In fact, Jon Groom uses "classic" color field painting only peripherally, and does not go on to conjugate the whole Albers experience. Indeed, why should he? Basically, that would be too dry and not sensory enough for him. Essentially, the painting of Josef Albers is a deeply empirically minded affair, like a field research model with only a handful of variables - a modular system that has nonetheless a certain rigidity and dry objectivity to it. For Groom, painting is something quite different, containing a huge cosmos of possibilities. "Painting is a journey to simplify the complexity of existence," he once said. Painting itself thus ventures abroad, committing itself to the adventure of a constant challenge. It might fail, or it might start over. In essence, Groom's paintings are on the constant lookout for frontiers to cross, by means of which every sensory perception ends in an act of spiritual absorption and a spiritualized reflection about color, whose materiality he basically strives to utterly abolish so as to bring out its purism and thereby in turn the infinity of possibilities.
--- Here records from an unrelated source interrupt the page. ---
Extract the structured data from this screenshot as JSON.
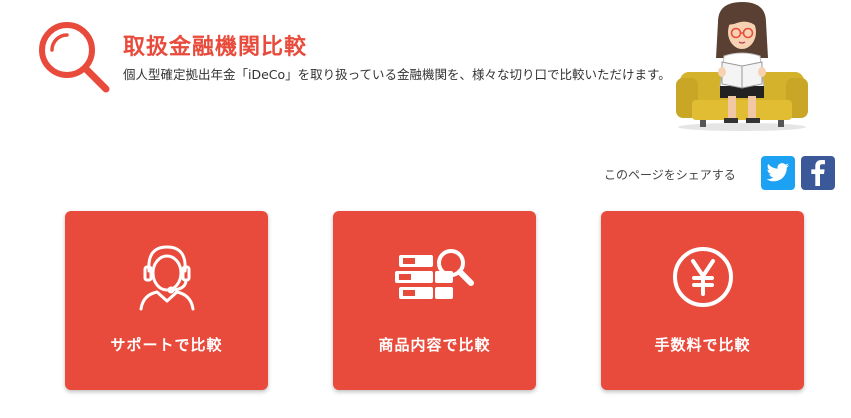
{
  "header": {
    "title": "取扱金融機関比較",
    "description": "個人型確定拠出年金「iDeCo」を取り扱っている金融機関を、様々な切り口で比較いただけます。"
  },
  "share": {
    "label": "このページをシェアする",
    "icons": [
      "twitter-icon",
      "facebook-icon"
    ]
  },
  "cards": [
    {
      "label": "サポートで比較",
      "icon": "operator-headset-icon"
    },
    {
      "label": "商品内容で比較",
      "icon": "documents-search-icon"
    },
    {
      "label": "手数料で比較",
      "icon": "yen-coin-icon"
    }
  ],
  "colors": {
    "accent": "#e84b3c",
    "twitter": "#1da1f2",
    "facebook": "#3b5998"
  }
}
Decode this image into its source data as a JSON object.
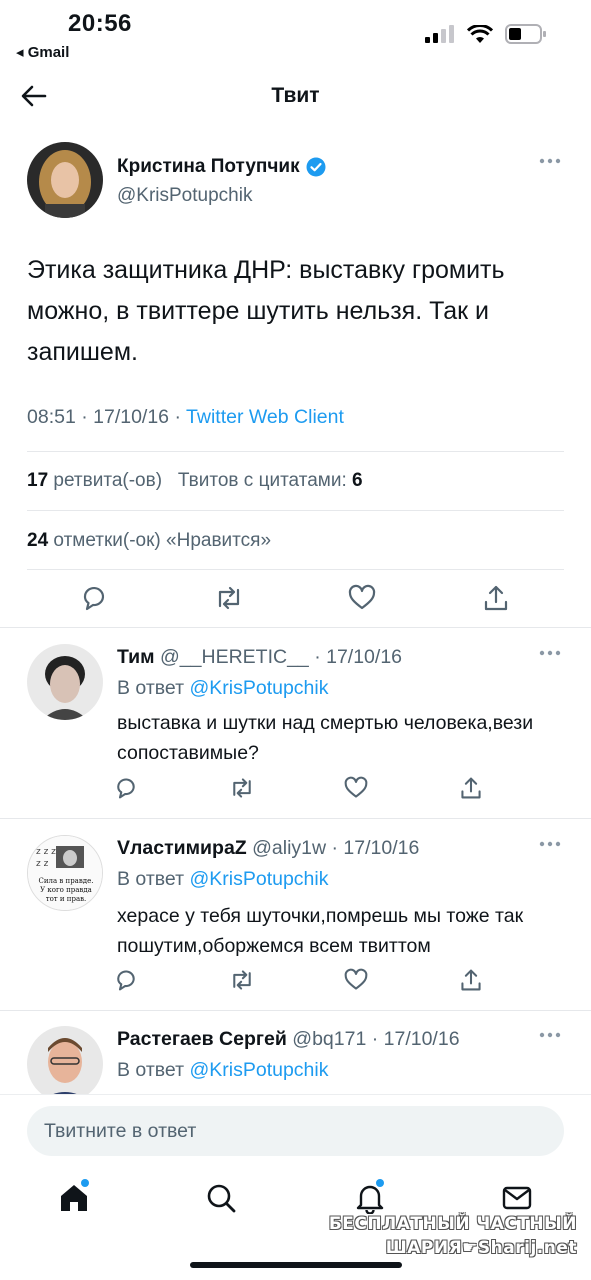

This involves forgoing neither allusions to landscape elements nor rejecting the example of his great predecessors who influenced and stimulated him considerably during a long spell in Umbria - the Italian paintings of the International Gothic and the early Renaissance. It is the clarity of color, the lighting of the space in which the events take place that distinguishes the jewel-like art of Duccio, Perugino, and Fra Angelico, among others. Disregarding the iconographical implications of the scenes of mostly Christian import, which do not interest Groom very much, it is above all the rigor of composition and the plain and yet delicate nuancing of color that captivate viewers of these pictures over and over again. The very fact that for centuries gold was used as a background - sometimes flat, sometimes in relief - is fascinating.